Peut-on dire que si des centres de santé se permettent de truander les patients en fraudant sur les factures des produits pharmaceutiques des abonnés à l’Institut national d’assurance maladie ( INAM ), c’est la faute à celle-ci ? Assurément.

La protection sociale imposée par l’Etat n’a pas fait l’objet de consultation des fonctionnaires et autres agents de l’Etat avant sa mise en route. C’est ainsi que tout fonctionnaire en activité ou admis à la retraite, s’est trouvé obligé d’y adhérer. Parce que sans le consulter, l’Etat lui prélève des frais pour assurer le fonctionnement de cet institut. Mais alors, pourquoi les abonnés ne bénéficieraient-ils pas pleinement des services y rattachés ?

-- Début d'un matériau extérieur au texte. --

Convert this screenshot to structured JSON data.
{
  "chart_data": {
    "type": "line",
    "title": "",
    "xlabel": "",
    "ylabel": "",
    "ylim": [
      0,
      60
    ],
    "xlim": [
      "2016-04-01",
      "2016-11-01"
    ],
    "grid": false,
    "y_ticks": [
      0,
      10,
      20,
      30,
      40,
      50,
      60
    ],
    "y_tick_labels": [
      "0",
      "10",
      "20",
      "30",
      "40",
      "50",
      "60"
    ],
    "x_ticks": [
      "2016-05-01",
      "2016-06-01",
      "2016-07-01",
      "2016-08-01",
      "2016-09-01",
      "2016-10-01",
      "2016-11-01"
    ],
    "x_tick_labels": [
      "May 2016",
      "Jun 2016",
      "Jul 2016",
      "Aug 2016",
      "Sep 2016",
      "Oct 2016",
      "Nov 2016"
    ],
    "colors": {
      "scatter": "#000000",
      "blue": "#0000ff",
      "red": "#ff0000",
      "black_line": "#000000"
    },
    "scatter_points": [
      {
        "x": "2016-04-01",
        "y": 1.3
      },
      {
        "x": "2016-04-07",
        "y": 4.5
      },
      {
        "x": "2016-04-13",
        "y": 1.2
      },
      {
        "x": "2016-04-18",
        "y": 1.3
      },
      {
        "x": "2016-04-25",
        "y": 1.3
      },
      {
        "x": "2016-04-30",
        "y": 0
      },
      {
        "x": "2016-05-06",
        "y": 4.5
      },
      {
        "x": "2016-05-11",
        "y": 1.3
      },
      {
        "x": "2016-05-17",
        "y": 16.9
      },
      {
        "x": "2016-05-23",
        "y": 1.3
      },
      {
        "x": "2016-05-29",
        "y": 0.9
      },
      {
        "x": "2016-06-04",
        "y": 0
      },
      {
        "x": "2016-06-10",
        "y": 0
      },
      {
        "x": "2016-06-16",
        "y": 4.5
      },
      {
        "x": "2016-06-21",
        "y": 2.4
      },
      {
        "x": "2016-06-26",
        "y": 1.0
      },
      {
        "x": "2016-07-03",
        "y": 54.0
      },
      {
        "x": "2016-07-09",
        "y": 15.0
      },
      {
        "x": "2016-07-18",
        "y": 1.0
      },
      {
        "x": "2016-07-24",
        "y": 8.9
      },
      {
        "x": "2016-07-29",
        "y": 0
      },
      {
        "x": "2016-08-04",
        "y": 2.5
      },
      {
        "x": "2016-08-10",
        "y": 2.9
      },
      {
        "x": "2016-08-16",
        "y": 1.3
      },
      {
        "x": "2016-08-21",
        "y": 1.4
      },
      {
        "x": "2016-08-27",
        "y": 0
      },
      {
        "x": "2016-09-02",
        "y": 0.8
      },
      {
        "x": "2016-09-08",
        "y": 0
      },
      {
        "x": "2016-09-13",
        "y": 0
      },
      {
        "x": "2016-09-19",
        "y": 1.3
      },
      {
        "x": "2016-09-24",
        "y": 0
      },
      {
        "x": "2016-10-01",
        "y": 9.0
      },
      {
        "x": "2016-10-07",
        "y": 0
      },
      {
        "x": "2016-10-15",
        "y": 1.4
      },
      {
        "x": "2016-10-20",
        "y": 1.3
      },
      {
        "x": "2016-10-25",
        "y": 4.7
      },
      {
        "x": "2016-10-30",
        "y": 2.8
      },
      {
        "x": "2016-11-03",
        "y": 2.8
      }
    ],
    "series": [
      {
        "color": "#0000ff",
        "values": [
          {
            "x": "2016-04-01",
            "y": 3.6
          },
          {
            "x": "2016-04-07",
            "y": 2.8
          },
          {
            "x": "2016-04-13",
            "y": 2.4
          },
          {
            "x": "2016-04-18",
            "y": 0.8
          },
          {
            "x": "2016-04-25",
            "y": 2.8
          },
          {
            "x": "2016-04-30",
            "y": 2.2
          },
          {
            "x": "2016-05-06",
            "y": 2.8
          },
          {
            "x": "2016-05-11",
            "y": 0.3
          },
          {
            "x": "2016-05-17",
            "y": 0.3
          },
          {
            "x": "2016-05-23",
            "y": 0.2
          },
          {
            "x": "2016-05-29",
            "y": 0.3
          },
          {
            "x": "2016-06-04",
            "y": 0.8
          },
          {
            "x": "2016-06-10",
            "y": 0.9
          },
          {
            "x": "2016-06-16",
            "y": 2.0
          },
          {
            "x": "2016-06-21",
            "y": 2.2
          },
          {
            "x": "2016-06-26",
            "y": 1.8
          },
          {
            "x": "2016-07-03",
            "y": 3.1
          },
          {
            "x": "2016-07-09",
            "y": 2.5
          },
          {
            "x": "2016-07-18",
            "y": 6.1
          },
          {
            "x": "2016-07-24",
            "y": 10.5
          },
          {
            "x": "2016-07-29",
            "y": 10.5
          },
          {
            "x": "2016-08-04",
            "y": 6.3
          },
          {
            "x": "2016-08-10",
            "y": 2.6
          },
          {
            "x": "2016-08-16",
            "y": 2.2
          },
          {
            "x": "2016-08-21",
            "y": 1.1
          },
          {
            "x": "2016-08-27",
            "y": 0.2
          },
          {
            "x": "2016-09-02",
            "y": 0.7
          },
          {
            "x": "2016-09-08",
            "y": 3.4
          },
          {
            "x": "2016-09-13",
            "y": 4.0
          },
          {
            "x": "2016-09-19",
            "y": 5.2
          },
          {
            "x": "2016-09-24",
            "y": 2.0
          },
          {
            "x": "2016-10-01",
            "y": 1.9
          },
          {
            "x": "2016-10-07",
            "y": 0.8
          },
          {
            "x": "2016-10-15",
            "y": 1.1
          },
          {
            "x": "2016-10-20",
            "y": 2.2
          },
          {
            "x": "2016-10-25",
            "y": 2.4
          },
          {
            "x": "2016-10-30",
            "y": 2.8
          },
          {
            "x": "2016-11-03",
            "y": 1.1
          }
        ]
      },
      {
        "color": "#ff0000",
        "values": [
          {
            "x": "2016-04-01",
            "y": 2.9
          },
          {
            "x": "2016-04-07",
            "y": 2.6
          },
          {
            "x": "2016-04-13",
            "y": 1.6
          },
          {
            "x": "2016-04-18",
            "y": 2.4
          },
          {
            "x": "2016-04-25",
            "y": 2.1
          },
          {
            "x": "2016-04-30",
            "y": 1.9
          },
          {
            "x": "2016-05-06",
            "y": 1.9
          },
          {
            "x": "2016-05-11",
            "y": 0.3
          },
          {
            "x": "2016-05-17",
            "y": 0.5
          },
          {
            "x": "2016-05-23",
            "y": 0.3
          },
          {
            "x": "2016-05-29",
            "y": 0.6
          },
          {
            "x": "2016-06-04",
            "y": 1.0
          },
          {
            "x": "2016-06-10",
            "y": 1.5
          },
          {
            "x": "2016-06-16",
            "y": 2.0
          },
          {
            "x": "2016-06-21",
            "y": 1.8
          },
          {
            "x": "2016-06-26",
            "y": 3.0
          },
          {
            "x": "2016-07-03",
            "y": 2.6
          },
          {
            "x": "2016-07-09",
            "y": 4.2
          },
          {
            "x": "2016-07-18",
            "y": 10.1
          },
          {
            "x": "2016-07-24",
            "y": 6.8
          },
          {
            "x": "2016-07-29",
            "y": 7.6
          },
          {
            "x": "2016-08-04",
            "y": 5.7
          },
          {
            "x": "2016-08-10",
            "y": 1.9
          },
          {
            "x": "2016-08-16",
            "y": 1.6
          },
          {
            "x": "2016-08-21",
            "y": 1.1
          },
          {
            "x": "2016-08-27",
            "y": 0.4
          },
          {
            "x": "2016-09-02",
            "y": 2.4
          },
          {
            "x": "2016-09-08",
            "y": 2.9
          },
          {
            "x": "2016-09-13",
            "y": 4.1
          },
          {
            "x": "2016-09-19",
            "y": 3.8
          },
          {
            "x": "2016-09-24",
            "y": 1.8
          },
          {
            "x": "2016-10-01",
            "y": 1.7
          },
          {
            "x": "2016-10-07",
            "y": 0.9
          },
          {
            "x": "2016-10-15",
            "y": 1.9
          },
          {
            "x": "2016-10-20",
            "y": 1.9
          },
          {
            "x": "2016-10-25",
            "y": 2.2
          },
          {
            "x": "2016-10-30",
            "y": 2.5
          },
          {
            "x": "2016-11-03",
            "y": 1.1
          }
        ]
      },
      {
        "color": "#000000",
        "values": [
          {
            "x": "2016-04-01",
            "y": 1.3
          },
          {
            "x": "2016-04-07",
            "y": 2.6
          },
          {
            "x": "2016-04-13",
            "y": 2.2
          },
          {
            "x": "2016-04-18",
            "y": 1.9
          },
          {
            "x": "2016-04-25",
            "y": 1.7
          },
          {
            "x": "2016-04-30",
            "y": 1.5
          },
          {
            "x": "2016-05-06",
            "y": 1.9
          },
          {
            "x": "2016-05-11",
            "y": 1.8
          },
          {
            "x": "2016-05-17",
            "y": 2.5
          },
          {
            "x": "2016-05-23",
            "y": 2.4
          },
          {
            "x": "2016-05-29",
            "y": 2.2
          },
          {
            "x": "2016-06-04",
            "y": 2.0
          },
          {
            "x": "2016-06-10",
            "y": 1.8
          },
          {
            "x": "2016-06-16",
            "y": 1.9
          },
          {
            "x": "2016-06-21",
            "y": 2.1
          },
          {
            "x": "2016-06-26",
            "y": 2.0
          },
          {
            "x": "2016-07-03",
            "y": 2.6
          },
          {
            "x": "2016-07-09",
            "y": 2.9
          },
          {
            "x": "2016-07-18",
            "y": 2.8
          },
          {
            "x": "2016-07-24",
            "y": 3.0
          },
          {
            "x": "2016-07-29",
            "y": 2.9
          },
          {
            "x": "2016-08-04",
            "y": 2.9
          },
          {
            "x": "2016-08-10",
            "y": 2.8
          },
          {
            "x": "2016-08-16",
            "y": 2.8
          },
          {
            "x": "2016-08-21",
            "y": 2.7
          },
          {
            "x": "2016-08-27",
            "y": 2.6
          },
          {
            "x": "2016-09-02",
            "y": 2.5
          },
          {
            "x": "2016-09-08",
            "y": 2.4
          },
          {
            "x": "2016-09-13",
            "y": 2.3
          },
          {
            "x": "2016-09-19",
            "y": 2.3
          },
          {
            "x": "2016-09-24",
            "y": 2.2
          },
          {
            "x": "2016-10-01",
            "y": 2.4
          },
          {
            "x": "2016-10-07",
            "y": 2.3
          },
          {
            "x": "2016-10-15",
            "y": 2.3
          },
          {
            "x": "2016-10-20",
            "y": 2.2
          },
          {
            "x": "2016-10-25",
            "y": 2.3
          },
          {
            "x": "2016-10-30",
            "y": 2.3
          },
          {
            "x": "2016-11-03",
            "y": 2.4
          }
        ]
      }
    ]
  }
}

On n’est pas encore sûr à 200%, mais à 100%, oui. Il paraît qu’il existe des centres médico-sociaux dont la spécialité est de rajouter des frais indéterminés sur les factures des patients qui viennent à eux pour des soins. Et d’après les infos, des agents de l’INAM qui auraient été informés, se contentent de dire simplement aux patients de ne plus se rendre dans ces centres. Trop facile à notre sens.
Si des citoyens n’ayant pas demandé à être affiliés à une quelconque mutuelle de santé ont été forcés à adhérer à ce que l’Etat a mis en place, et que par la suite, on constate des arnaques, il revient normalement à l’Etat de se lever pour déterminer d’où viennent les fraudeurs et les raisons qui les poussent à surfacturer les frais médicaux. Et dire qu’avec ça, les autorités cherchent par touts les moyens à court-circuiter les initiatives venant des populations et qui permettent de mettre sur pied des mutuelles de santé dans les villes et régions du pays.
Après l’INAM, c’est au tour de la Délégation à l’organisation du secteur informel de dame Ingrid qui, à l’instar d’un assaisonnement, veut figurer dans toutes les sauces mutualistes. Conducteurs de taxi moto, agriculteurs, bénéficiaires du fonds national de la finance inclusive, journalistes, forgerons, mécaniciens, balayeurs de rues, et quoi encore ! A ce rythme, il est certain qu’en même temps que le Togo atteindra l’émergence dans les mois à venir, tous les citoyens seront assurés et pourront tomber malades selon leur désir. Puisque tout le territoire sera assuré. Mais en attendant, que les responsables de cet INAM sortent un peu de leurs bureaux et aillent sur le terrain pour traquer les centres médico-sociaux véreux. Il y va de la santé financière des pauvres abonnés.